Backbase has acquired Kasisto, a New York-based pioneer in agentic artificial intelligence (AI) for banking, in a deal that lands inside a remarkable three-week cluster of agentic-banking dealmaking — and signals that core-banking software vendors no longer intend to let their clients bolt generic large language models onto ageing stacks.
The June 23, 2026 acquisition follows Temenos buying embedded-wealth orchestrator additiv and Adyen launching its Agentic checkout layer earlier in the month, three moves that together map a clear pattern: the platform layer, not the banks, is racing to own the agentic tier. Having tracked banking-software consolidation through the post-2024 AI build-out, the through-line is consistent — most banks have deployed agentic AI in isolated pockets that answer questions without resolving work, and vendors are now buying purpose-built banking intelligence rather than waiting for institutions to assemble it themselves. Terms were not disclosed.

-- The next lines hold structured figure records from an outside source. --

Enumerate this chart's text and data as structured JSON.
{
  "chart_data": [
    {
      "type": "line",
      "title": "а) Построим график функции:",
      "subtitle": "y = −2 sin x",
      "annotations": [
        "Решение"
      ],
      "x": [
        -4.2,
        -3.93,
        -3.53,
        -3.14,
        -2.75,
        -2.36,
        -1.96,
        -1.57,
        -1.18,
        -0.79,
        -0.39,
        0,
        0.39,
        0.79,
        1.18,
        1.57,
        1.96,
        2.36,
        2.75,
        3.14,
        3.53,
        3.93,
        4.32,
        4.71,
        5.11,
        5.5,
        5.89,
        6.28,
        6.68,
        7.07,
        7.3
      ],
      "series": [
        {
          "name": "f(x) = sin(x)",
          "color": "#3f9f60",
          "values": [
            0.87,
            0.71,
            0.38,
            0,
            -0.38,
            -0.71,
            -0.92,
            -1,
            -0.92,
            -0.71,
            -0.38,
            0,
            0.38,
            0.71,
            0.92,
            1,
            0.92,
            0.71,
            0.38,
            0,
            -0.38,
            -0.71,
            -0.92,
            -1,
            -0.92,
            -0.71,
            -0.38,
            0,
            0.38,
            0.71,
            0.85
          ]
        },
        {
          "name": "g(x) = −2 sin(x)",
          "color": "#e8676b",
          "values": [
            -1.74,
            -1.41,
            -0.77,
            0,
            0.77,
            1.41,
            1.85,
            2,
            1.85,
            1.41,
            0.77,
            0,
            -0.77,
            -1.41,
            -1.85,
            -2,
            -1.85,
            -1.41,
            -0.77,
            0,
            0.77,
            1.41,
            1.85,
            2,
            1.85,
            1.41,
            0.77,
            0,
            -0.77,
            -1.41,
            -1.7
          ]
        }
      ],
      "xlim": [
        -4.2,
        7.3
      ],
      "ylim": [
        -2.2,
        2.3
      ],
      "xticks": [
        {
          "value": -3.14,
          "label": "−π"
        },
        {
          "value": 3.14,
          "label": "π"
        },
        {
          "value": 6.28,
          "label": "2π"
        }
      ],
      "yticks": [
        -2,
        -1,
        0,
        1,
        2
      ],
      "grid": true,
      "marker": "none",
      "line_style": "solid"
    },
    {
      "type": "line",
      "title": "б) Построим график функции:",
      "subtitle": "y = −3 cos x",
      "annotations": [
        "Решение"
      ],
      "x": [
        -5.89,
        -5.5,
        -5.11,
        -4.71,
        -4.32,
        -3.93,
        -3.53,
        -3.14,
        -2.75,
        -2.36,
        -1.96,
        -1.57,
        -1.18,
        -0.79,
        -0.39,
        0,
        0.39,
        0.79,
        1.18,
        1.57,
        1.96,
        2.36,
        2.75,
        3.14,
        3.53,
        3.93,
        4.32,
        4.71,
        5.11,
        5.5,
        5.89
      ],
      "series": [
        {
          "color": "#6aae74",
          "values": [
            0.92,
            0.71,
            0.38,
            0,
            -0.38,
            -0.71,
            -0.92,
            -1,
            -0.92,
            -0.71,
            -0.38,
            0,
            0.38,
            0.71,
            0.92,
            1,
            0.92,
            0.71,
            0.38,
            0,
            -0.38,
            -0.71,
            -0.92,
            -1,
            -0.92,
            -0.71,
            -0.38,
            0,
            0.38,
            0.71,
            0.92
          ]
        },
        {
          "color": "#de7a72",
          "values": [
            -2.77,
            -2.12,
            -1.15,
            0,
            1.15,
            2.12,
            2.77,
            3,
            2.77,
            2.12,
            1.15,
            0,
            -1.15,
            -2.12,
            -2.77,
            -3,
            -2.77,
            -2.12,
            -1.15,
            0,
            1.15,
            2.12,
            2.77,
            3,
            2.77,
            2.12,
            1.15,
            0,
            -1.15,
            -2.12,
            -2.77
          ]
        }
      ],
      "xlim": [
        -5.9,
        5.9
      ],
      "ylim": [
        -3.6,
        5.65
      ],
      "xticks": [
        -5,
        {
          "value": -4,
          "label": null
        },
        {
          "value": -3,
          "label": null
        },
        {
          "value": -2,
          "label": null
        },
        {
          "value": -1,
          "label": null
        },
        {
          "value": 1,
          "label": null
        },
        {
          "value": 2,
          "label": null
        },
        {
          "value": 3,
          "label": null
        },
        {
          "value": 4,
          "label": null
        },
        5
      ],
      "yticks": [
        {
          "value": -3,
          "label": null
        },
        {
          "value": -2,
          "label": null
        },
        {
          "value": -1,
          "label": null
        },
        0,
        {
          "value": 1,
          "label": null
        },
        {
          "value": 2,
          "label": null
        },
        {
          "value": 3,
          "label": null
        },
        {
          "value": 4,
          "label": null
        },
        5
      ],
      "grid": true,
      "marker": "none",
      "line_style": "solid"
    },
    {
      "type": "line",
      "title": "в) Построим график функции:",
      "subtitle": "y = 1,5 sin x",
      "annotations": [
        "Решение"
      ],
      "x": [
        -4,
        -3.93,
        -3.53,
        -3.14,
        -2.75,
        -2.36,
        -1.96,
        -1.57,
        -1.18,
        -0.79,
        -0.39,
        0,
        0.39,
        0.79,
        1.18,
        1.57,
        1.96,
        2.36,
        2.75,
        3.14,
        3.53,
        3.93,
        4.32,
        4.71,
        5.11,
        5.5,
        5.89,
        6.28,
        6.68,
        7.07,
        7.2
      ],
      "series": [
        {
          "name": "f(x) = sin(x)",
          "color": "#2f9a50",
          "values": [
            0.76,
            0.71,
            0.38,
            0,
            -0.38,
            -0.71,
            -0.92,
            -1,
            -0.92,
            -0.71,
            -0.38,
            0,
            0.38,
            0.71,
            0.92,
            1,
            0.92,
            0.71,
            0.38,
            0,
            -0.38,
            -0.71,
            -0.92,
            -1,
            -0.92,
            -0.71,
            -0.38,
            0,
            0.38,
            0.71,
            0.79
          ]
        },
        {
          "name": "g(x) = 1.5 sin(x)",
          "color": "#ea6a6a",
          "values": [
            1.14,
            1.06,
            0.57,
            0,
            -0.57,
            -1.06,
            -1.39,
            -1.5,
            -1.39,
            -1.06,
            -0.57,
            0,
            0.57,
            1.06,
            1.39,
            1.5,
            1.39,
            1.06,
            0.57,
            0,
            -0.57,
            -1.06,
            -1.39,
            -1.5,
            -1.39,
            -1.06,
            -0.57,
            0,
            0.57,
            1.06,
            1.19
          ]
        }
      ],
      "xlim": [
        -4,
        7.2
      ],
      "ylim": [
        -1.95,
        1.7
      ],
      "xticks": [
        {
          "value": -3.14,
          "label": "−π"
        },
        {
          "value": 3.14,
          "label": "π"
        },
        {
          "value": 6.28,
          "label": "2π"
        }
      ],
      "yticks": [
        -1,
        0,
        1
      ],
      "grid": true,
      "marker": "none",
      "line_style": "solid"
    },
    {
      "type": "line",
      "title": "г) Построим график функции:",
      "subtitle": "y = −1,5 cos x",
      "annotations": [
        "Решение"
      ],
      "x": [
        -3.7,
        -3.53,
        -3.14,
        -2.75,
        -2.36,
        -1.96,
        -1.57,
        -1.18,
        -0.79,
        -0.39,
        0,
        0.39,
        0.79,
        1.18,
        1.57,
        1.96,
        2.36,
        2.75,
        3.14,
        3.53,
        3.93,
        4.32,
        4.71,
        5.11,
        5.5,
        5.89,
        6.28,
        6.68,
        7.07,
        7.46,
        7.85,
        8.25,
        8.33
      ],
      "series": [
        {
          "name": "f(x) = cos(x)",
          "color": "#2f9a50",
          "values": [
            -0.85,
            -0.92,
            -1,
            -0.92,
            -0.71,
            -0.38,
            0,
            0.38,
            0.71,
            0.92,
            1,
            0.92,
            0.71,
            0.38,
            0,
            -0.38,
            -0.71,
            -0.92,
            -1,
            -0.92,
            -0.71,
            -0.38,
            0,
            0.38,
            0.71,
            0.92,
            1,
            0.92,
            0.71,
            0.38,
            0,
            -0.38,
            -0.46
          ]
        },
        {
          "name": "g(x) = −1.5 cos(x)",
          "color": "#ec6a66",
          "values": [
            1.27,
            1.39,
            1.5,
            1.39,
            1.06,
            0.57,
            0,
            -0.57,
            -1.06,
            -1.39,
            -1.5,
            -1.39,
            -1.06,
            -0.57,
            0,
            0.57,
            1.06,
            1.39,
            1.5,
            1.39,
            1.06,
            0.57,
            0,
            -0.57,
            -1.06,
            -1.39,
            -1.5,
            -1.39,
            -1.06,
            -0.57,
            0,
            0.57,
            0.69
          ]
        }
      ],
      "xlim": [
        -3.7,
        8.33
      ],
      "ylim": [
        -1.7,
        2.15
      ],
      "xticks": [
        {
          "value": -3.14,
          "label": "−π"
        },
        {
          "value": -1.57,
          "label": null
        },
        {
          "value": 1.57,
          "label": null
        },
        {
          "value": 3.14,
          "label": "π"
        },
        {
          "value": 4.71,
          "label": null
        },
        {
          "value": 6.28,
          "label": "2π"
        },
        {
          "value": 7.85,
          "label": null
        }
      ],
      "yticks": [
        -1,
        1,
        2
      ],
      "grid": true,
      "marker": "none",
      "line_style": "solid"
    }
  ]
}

Backbase, which says it serves more than 120 banks across retail, small-business, commercial, private banking and wealth segments, is folding Kasisto’s reasoning-native agents into its AI-native Banking OS. The combined Agentic Banking suite is available immediately to current and future customers, the company said. Kasisto’s platform is built to apply judgment within banking-specific governance and compliance controls — the governance layer being precisely what separates a regulated deployment from a consumer chatbot.
The competitive context is sharpening fast. Temenos, fresh from its additiv purchase, is pushing agentic orchestration into its own core; Thought Machine, nCino and Q2 are each layering AI agents onto lending and account-servicing workflows, while specialist Personetics continues to sell engagement agents directly to banks. The risk for Backbase’s rivals is that an integrated intent-to-resolution stack — chat, messaging and voice handled natively — becomes the default expectation, leaving bolt-on agents looking like half-measures. Silence from the largest core vendors on a counter-move is, for now, its own signal.
“This acquisition sharpens our position as the strategic partner for banks serious about AI transformation,” said Jouk Pleiter, Chief Executive Officer and Founder at Backbase. Lance Berks, Chief Executive Officer at Kasisto, framed the longer arc: “Agentic AI will reshape banking over the next decade.”
The deal also reads as a bet on where fintech revenue is migrating. Industry analysis this month put global fintech revenue above $504 billion while warning of a widening “AI divide” between firms that have operationalised AI and those still piloting it, a split covered here in detail. Buying an agentic platform with banking governance baked in is a direct attempt to land on the right side of that divide — and to make governance, not raw model performance, the selling point. It echoes the logic behind compliance-AI raises such as Flagright’s recent Series A, where the value sits in controls rather than the model itself.
For bank product teams, the practical question is integration risk. Agentic systems that act — moving money, changing limits, resolving disputes — carry far higher stakes than agents that merely answer, and a botched rollout exposes an institution to conduct and compliance failures. That is why the governance framing matters commercially: banks will pay a premium for agents that operate inside audited controls, and vendors that cannot demonstrate them will struggle to move beyond pilots. The same consolidation impulse drove Pollen Street’s purchase of Finastra’s universal banking unit, as buyers race to own the full stack.
Expect the agentic-banking land grab to accelerate through the second half of 2026. With Backbase setting an integrated benchmark and Temenos already moving, the remaining independent agentic-AI specialists become acquisition targets, and the banks still running pilots face a build-versus-buy decision that is tilting decisively toward buy. The vendors that win will be the ones that can prove their agents resolve work — and do it inside the governance perimeter regulators are beginning to scrutinise.